On Lower Bounds for Maximin Share Guarantees

TL;DR

This paper investigates the existence of maximin share (MMS) allocations in fair division, establishing new bounds on the number of agents and items for guaranteed MMS allocations, and narrowing the gap between known upper and lower bounds.

Contribution

It proves new bounds showing MMS allocations exist for larger classes of instances, significantly improving previous results and closing the gap between known bounds.

Findings

MMS allocations exist for any instance with n + c items when n is sufficiently large.

For n ≠ 3, all instances with n + 6 goods have an MMS allocation.

Bounds depend on exponential functions of c and factorials, refining previous limits.

Abstract

We study the problem of fairly allocating a set of indivisible items to a set of agents with additive valuations. Recently, Feige et al. (WINE'21) proved that a maximin share (MMS) allocation exists for all instances with $n$ agents and no more than $n + 5$ items. Moreover, they proved that an MMS allocation is not guaranteed to exist for instances with $3$ agents and at least $9$ items, or $n \ge 4$ agents and at least $3n + 3$ items. In this work, we shrink the gap between these upper and lower bounds for guaranteed existence of MMS allocations.
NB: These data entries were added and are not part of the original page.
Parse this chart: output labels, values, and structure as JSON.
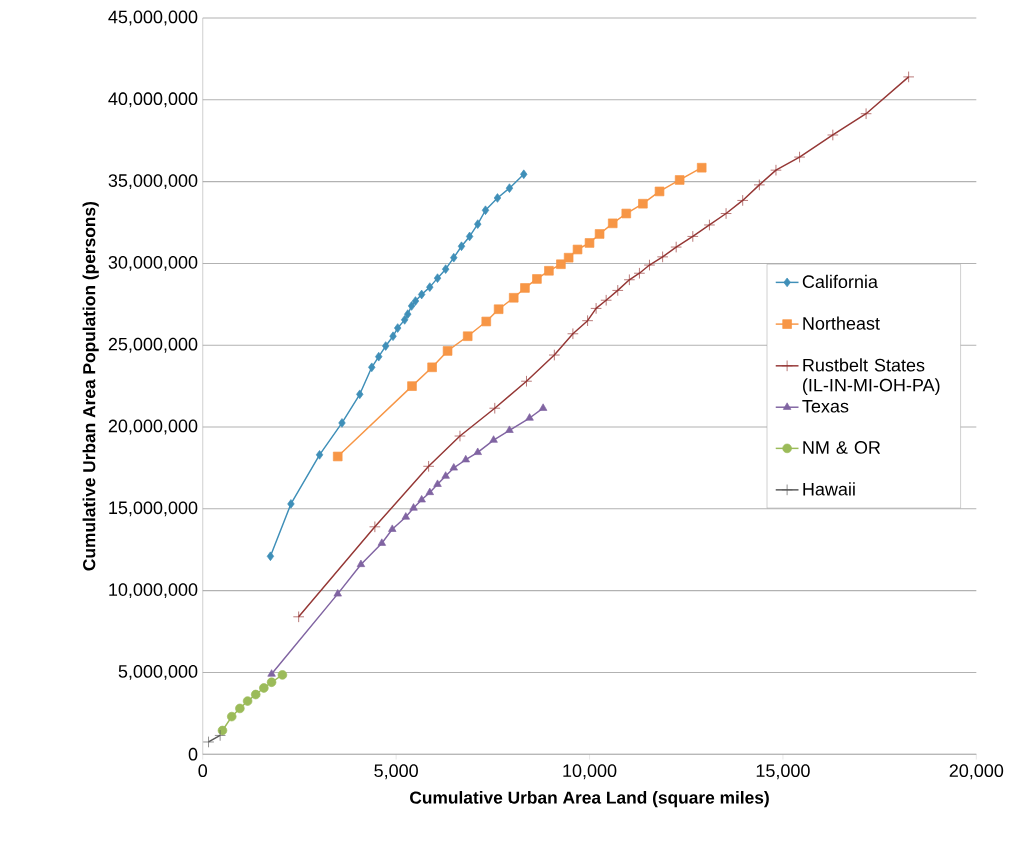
{
  "chart_data": {
    "type": "line",
    "xlabel": "Cumulative Urban Area Land (square miles)",
    "ylabel": "Cumulative Urban Area Population (persons)",
    "xlim": [
      0,
      20000
    ],
    "xticks": [
      0,
      {
        "value": 5000,
        "label": "5,000"
      },
      {
        "value": 10000,
        "label": "10,000"
      },
      {
        "value": 15000,
        "label": "15,000"
      },
      {
        "value": 20000,
        "label": "20,000"
      }
    ],
    "ylim": [
      0,
      45000000
    ],
    "yticks": [
      0,
      {
        "value": 5000000,
        "label": "5,000,000"
      },
      {
        "value": 10000000,
        "label": "10,000,000"
      },
      {
        "value": 15000000,
        "label": "15,000,000"
      },
      {
        "value": 20000000,
        "label": "20,000,000"
      },
      {
        "value": 25000000,
        "label": "25,000,000"
      },
      {
        "value": 30000000,
        "label": "30,000,000"
      },
      {
        "value": 35000000,
        "label": "35,000,000"
      },
      {
        "value": 40000000,
        "label": "40,000,000"
      },
      {
        "value": 45000000,
        "label": "45,000,000"
      }
    ],
    "grid": "y",
    "legend": "right",
    "line_style": "solid",
    "series": [
      {
        "name": "California",
        "color": "#3f8fb8",
        "marker": "diamond",
        "x": [
          1750,
          2280,
          3020,
          3600,
          4060,
          4370,
          4550,
          4730,
          4920,
          5040,
          5220,
          5300,
          5400,
          5500,
          5660,
          5870,
          6070,
          6280,
          6490,
          6690,
          6900,
          7110,
          7310,
          7620,
          7930,
          8300
        ],
        "values": [
          12100000,
          15300000,
          18300000,
          20250000,
          22000000,
          23650000,
          24300000,
          24950000,
          25550000,
          26050000,
          26550000,
          26900000,
          27400000,
          27700000,
          28100000,
          28550000,
          29100000,
          29650000,
          30350000,
          31050000,
          31650000,
          32400000,
          33250000,
          34000000,
          34600000,
          35450000
        ]
      },
      {
        "name": "Northeast",
        "color": "#f79646",
        "marker": "square",
        "x": [
          3490,
          5410,
          5930,
          6330,
          6850,
          7330,
          7650,
          8040,
          8330,
          8640,
          8950,
          9260,
          9460,
          9690,
          10000,
          10260,
          10600,
          10950,
          11380,
          11810,
          12330,
          12900
        ],
        "values": [
          18200000,
          22500000,
          23650000,
          24650000,
          25550000,
          26450000,
          27200000,
          27900000,
          28500000,
          29050000,
          29550000,
          29950000,
          30350000,
          30850000,
          31250000,
          31800000,
          32450000,
          33050000,
          33650000,
          34400000,
          35100000,
          35850000
        ]
      },
      {
        "name": "Rustbelt States (IL-IN-MI-OH-PA)",
        "color": "#953735",
        "marker": "cross",
        "x": [
          2480,
          4450,
          5840,
          6650,
          7550,
          8370,
          9090,
          9570,
          9950,
          10170,
          10430,
          10730,
          11030,
          11290,
          11550,
          11890,
          12240,
          12670,
          13100,
          13530,
          13960,
          14390,
          14820,
          15430,
          16290,
          17150,
          18250
        ],
        "values": [
          8400000,
          13900000,
          17600000,
          19450000,
          21150000,
          22800000,
          24400000,
          25700000,
          26500000,
          27250000,
          27750000,
          28350000,
          29000000,
          29400000,
          29900000,
          30400000,
          31000000,
          31650000,
          32350000,
          33050000,
          33850000,
          34800000,
          35700000,
          36500000,
          37850000,
          39150000,
          41400000
        ]
      },
      {
        "name": "Texas",
        "color": "#8064a2",
        "marker": "triangle",
        "x": [
          1780,
          3490,
          4090,
          4630,
          4900,
          5250,
          5450,
          5660,
          5870,
          6070,
          6280,
          6490,
          6800,
          7110,
          7520,
          7930,
          8450,
          8800
        ],
        "values": [
          4900000,
          9800000,
          11600000,
          12900000,
          13750000,
          14500000,
          15050000,
          15550000,
          16000000,
          16500000,
          17000000,
          17500000,
          18000000,
          18450000,
          19200000,
          19800000,
          20550000,
          21150000
        ]
      },
      {
        "name": "NM & OR",
        "color": "#9bbb59",
        "marker": "circle",
        "x": [
          510,
          750,
          960,
          1160,
          1370,
          1580,
          1780,
          2060
        ],
        "values": [
          1450000,
          2300000,
          2800000,
          3250000,
          3650000,
          4050000,
          4400000,
          4850000
        ]
      },
      {
        "name": "Hawaii",
        "color": "#595959",
        "marker": "cross",
        "x": [
          150,
          450
        ],
        "values": [
          750000,
          1150000
        ]
      }
    ]
  }
}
We prove that for any integer $c > 0$, there exists a number of agents $n_c$ such that an MMS allocation exists for any instance with $n \ge n_c$ agents and at most $n + c$ items, where $n_c \le \lfloor 0.6597^c \cdot c!\rfloor$ for allocation of goods and $n_c \le \lfloor 0.7838^c \cdot c!\rfloor$ for chores. Furthermore, we show that for $n \neq 3$ agents, all instances with $n + 6$ goods have an MMS allocation.